DnsNameResolverTimeoutException in Spring Boot WebFlux
Posted on June 17, 2024
A few weeks ago, I started noticing errors during the Polidict authentication flow. The application was throwing a DnsNameResolverTimeoutException
when making network requests. The error messages appeared as follows:
io.netty.resolver.dns.DnsNameResolverTimeoutException: [10812: /[fdaa:0:0:0:0:0:0:3]:53] DefaultDnsQuestion(www.googleapis.com. IN AAAA) query '10812' via UDP timed out after 5000 milliseconds (no stack trace available)

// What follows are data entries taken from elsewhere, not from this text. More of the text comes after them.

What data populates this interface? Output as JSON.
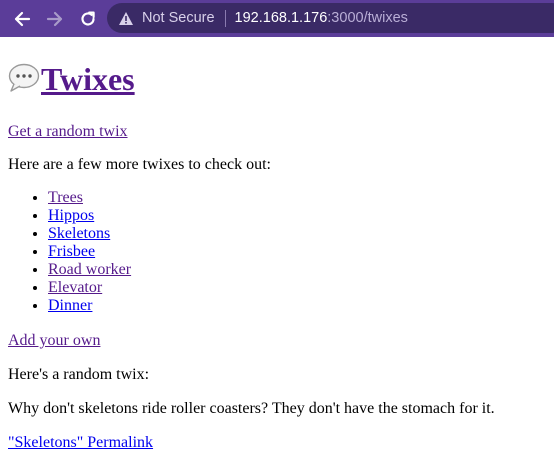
{
  "browser": {
    "security_label": "Not Secure",
    "url_host": "192.168.1.176",
    "url_rest": ":3000/twixes",
    "chrome_color": "#5b3d99"
  },
  "page": {
    "title": "Twixes",
    "title_icon": "speech-bubble-icon",
    "random_link": "Get a random twix",
    "more_intro": "Here are a few more twixes to check out:",
    "twixes": [
      {
        "label": "Trees",
        "visited": true
      },
      {
        "label": "Hippos",
        "visited": false
      },
      {
        "label": "Skeletons",
        "visited": false
      },
      {
        "label": "Frisbee",
        "visited": false
      },
      {
        "label": "Road worker",
        "visited": true
      },
      {
        "label": "Elevator",
        "visited": true
      },
      {
        "label": "Dinner",
        "visited": false
      }
    ],
    "add_link": "Add your own",
    "random_intro": "Here's a random twix:",
    "random_joke": "Why don't skeletons ride roller coasters? They don't have the stomach for it.",
    "permalink": "\"Skeletons\" Permalink"
  },
  "colors": {
    "link": "#0000ee",
    "visited_link": "#551a8b"
  }
}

Caused by: java.net.UnknownHostException: Failed to resolve 'www.googleapis.com' [A(1), AAAA(28)] after 2 queries
Problem
Initially, I suspected a network issue and criticized fly.io for it on Twitter.
To resolve the issue, I attempted several approaches:
- Changed deployment regions multiple times
- Reverted to the previous version of Spring Boot
- Tuned timeouts in the application properties
However, none of these solutions remedied the problem.
Further investigation revealed that the issue was tied to the DNS resolver used by the application. I found related issues on GitHub:
The problem seemed to originate from Netty's DnsAddressResolverGroup
.
Potential resolutions include:
- Customize the Netty DNS resolver configuration to handle DNS responses more effectively by adjusting timeouts, retries, or other settings.
- Switch to a different DNS resolver library that may better manage large DNS responses.
- Implement a custom DNS resolver.
- Investigate the cause of large DNS responses with your DNS provider to optimize or stabilize the DNS infrastructure.
My Solution
I implemented a global WebClientCustomizer
that switches the DNS resolver to DefaultAddressResolverGroup
.
@Component
public class AddressResolverWebClientCustomizer implements WebClientCustomizer {
@Override
public void customize(WebClient.Builder webClientBuilder) {
webClientBuilder.clientConnector(
new ReactorClientHttpConnector(HttpClient.create()
.resolver(DefaultAddressResolverGroup.INSTANCE)));
}
}
However, this wasn't sufficient. The issue persisted during the OAuth2 login flow. The WebClientReactiveAuthorizationCodeTokenResponseClient
uses the default WebClient.
To address this, I created a custom WebClientReactiveAuthorizationCodeTokenResponseClient
using a customized WebClient.
/**
* Client with customized WebClient. By default, it uses WebClient.builder().build() which is not customized.
* Refer to {@link AddressResolverWebClientCustomizer} for customization details.
*/
@Bean
public WebClientReactiveAuthorizationCodeTokenResponseClient webClientReactiveAuthorizationCodeTokenResponseClient(
WebClient.Builder webClientBuilder
) {
var webClientReactiveAuthorizationCodeTokenResponseClient = new WebClientReactiveAuthorizationCodeTokenResponseClient();
webClientReactiveAuthorizationCodeTokenResponseClient.setWebClient(webClientBuilder.build());
return webClientReactiveAuthorizationCodeTokenResponseClient;
}
The issue is fixed now. I'm still monitoring the application to see if the issue will happen again.
Improvements
For now I changed resolver for all instances of WebClient provided by Spring Boot. It would be better to change resolver only for the WebClient that is used for OAuth2 login flow.
To do this I will just move custom resolver creation directly to webClientReactiveAuthorizationCodeTokenResponseClient
bean declaration.
Conclusion
If you encounter a DnsNameResolverTimeoutException
in your Spring Boot application, it's likely due to the Netty DNS resolver. Customizing the DNS resolver configuration, using a different DNS resolver, or implementing a custom resolver may solve the problem.